We advocate the use of FFmpg for manipulating audio files, as described in our documentation here and here. That last link shows the syntax for using ffmpg for extracting audio tracks:

ffmpeg -i video-input-file audio-output-file

Another option available for you for transcribing videos is the Video Intelligence API.

Please reopen this issue if you encounter further issues with the Speech-to-Text API.

kylefoley76 commented 4 years ago

@telpirion No, I'm not trying to extract an audio file from a video file. In my code it clearly states that I'm working with an mp3 file, here:

sound = AudioSegment.from_mp3(self.local)

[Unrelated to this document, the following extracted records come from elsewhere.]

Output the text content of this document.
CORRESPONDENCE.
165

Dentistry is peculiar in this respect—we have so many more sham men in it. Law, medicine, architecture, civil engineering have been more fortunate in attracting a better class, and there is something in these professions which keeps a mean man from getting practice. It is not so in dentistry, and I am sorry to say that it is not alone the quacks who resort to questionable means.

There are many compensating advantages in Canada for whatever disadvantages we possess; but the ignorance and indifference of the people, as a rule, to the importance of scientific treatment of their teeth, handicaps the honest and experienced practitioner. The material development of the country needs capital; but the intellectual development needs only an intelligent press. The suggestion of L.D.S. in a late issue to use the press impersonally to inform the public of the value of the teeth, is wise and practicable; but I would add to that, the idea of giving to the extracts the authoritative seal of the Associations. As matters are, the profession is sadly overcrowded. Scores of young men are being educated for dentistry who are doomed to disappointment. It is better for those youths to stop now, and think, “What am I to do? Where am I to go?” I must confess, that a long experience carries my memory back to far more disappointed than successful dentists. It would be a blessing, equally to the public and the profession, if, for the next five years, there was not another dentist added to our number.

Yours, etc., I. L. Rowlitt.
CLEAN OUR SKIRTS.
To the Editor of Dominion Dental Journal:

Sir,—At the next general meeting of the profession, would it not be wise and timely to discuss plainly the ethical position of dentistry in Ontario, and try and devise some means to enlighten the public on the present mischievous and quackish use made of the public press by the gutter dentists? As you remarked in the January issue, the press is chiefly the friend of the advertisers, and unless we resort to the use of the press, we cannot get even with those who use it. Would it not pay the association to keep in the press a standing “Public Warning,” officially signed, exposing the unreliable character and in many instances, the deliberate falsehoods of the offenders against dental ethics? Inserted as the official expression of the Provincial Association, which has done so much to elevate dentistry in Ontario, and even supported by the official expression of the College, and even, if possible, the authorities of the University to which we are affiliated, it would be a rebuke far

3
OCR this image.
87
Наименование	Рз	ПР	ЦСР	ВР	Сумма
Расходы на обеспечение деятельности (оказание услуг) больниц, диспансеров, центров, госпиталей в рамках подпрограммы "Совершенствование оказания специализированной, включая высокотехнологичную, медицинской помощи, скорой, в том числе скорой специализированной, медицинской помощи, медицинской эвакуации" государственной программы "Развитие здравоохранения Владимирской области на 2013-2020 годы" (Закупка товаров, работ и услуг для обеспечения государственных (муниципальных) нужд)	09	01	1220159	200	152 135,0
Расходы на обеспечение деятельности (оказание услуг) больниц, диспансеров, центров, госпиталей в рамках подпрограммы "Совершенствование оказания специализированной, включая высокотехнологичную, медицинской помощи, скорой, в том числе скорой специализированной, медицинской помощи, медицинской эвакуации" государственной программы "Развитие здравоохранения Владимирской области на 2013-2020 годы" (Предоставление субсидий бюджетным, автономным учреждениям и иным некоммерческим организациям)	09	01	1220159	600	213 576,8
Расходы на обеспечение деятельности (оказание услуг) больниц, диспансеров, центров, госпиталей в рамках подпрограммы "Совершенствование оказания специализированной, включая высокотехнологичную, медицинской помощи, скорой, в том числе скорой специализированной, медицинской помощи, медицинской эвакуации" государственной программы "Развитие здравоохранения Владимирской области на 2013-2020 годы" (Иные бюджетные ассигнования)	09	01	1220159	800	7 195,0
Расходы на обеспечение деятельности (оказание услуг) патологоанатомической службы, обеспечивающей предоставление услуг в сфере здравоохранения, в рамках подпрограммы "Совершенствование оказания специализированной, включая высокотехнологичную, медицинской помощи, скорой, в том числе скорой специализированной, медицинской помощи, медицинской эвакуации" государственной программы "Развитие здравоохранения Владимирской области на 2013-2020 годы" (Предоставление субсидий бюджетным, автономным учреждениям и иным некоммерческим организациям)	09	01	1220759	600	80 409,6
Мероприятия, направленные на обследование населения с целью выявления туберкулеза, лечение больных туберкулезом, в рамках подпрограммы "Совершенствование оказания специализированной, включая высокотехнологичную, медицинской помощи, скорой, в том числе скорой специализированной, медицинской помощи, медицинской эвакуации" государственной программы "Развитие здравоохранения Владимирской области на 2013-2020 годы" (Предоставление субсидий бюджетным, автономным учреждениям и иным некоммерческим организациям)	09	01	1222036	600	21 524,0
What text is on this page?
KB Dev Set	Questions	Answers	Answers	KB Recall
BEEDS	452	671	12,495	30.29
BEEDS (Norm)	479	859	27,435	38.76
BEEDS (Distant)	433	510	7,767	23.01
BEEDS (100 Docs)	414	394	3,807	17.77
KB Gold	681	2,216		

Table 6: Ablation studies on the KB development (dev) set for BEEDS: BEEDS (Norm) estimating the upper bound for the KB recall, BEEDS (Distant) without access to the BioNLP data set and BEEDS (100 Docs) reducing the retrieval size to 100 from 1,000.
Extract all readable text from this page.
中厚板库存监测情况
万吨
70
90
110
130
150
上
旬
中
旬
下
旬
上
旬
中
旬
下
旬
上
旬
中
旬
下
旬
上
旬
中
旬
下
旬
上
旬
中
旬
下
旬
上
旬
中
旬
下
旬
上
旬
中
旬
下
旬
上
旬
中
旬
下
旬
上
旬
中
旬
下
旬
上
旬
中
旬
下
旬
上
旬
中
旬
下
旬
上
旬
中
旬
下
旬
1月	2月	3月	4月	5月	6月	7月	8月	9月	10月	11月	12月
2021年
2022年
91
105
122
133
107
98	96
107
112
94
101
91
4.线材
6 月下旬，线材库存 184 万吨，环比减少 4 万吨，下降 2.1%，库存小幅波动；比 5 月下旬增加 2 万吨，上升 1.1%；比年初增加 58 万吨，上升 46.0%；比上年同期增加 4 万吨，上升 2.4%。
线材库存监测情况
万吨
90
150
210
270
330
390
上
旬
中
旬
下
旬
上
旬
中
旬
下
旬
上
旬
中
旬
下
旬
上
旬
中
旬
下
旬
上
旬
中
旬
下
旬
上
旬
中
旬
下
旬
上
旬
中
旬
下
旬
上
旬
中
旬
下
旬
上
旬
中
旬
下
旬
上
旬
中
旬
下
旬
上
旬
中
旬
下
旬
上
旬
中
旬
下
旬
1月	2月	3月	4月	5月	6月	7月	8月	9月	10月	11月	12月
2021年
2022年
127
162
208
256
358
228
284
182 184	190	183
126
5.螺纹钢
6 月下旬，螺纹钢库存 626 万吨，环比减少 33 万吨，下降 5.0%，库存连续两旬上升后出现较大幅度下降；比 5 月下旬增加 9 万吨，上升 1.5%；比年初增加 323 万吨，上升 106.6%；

Would kindly reopen my issue and provide some guidance on this matter. I have been trying to solve this problem for 14 days and each recommendation so far as failed. I think you can understand why I'm feeling frustrated.

kylefoley76 commented 4 years ago

How do you reopen this issue?

telpirion commented 4 years ago

FYI @JustinBeckwith

@kylefoley76 , I can see that you're getting frustrated. We have provided to you all of the guidance that we can.

I mentioned the FFmpg tool previously; you can also use this for converting from MP3 to raw (as you mentioned here ). The ffmpg tool is how we recommend converting audio files (per all the links I sent in my previous response).

Looking at your code, I see that you are using pydub, which is not owned or maintained by Google. If you are encountering troubles with that library, I suggest that you follow up on the GitHub repo for pydub.

JustinBeckwith commented 4 years ago

Just to come back around here, we try to keep this repository limited to bug reports, and feature requests. For questions on usage or general Python questions, I'd suggest taking things over to https://stackoverflow.com/. I'm going to close this out for now. If you run into any bugs, please do let us know!